I recognise that opinions on the security risks posed by RFID are divided, but when it comes to matters of personal security and the modern threat of identity theft I prefer to take a cautious line. I see no reason to assume that some enterprising crook would not be able to copy RFID data verbatim, which is a clear risk.

Assuming that the RFID signal is used as a key to access a database, as I believe is the usual implementation, then stealing someone's identity becomes as simple as copying their RFID tag to your own.
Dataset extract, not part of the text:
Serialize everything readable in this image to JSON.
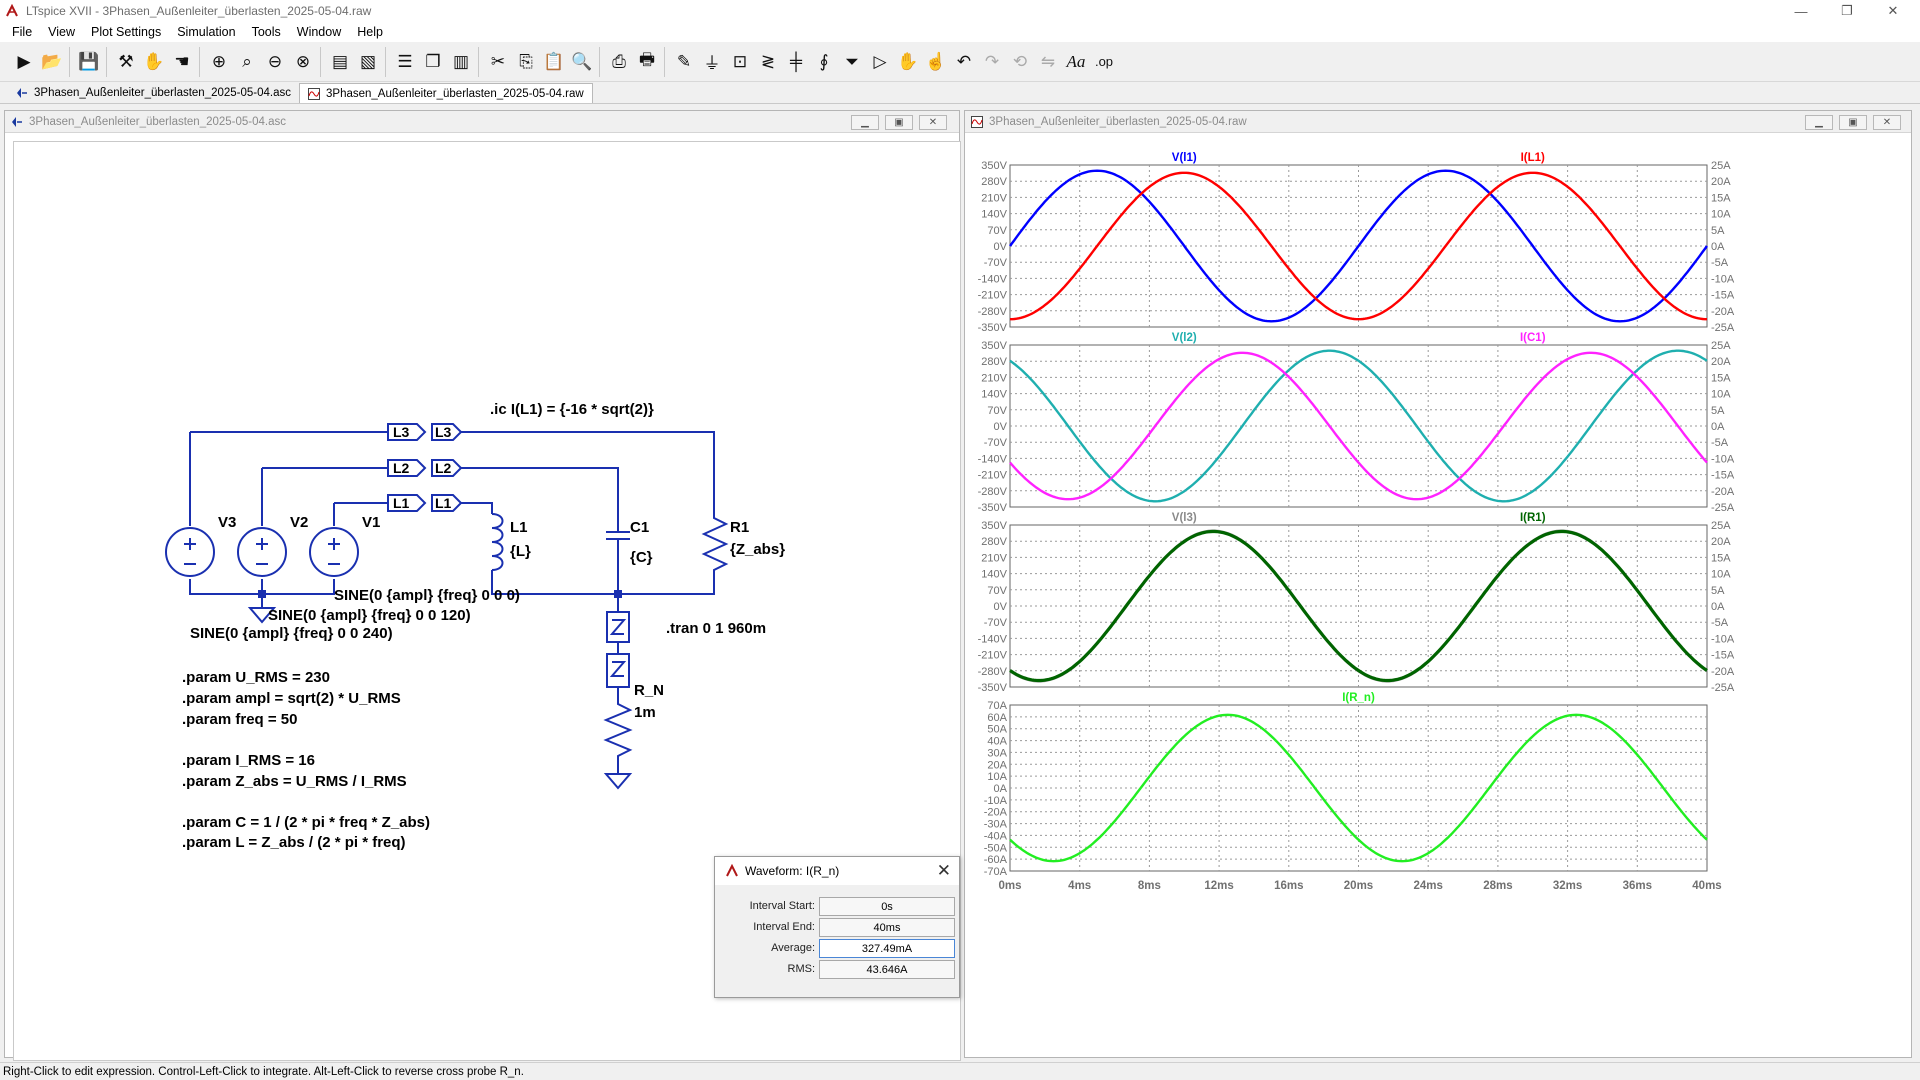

It would take alert authorities to ensure against this, no matter how much biometric data was included, because humans become complacent when repeating the same task many times — that has been proven in credit card fraud.

If the fraudster targeted people displaying certain features, such as particular hair and eye colour or the general shape of the face, then many of the biometric details become useless. Meanwhile they carry allegedly indisputable proof that they are who they claim to be, endangering the reputation, wealth and livelihood of the victim.
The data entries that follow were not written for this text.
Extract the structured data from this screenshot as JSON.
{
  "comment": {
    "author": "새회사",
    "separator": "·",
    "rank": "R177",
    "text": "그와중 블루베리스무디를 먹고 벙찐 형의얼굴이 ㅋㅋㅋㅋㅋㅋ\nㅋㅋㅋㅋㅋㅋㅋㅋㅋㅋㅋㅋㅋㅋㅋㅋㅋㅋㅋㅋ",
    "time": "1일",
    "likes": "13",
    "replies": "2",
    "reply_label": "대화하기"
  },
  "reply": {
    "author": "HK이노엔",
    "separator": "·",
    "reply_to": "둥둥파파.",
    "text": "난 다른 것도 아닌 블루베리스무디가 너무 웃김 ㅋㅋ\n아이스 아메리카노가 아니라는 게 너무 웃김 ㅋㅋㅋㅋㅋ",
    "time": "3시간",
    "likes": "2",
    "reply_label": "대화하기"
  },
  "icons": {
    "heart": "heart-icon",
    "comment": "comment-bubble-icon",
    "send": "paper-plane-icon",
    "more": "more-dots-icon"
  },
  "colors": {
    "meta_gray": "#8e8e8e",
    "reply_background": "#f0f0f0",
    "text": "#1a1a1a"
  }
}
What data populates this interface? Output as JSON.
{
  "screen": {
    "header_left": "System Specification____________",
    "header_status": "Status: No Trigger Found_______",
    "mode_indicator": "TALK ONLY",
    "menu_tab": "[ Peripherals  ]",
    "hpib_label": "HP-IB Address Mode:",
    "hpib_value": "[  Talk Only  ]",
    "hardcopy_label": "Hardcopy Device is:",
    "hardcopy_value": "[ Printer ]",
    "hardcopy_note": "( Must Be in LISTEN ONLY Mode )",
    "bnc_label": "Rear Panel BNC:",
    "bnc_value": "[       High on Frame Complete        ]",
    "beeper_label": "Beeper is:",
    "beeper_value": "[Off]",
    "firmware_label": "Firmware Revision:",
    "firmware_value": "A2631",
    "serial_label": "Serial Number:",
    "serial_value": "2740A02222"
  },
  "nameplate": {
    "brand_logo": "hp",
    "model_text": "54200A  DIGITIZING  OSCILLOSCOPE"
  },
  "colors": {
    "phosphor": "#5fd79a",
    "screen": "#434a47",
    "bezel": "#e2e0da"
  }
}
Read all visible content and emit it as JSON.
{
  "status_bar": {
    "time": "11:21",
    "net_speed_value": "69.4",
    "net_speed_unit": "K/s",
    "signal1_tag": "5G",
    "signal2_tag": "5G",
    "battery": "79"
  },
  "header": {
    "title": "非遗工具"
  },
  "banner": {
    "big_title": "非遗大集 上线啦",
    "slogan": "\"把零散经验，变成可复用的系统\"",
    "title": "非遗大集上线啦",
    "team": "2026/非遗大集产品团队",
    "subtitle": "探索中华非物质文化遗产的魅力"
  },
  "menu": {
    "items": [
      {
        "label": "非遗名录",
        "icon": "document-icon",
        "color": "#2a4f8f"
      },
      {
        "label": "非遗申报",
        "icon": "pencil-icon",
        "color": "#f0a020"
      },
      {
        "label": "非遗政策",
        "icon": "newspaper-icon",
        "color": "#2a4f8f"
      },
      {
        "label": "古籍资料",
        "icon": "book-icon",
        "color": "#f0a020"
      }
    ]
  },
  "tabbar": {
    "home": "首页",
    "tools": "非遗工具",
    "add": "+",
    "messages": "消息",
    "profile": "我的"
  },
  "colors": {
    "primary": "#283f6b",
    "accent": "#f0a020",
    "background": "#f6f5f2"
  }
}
As I say, I am not against carrying some form of paperwork for identification, any more than I object to carrying a passport when I travel or a license when I drive. I object instead to poor, needlessly expensive and unwise implementations.

I don't even mind the idea of an ID card that carries a key to a database, but I do object to that datum being broadcast by radio, no matter how low powered. If an ID card must carry such a key then I would suggest two simple security measures. First, require either manual reproduction ( i.e. a printed ID number ) or direct interface to a chip with no RF output. Second, require that the user provide a PIN to be checked against that database.

No system will ever be foolproof or impregnable, but authorities should take every possible measure to prevent their innovations from endangering their citizens. RFID ID cards can not be said to fulfil that.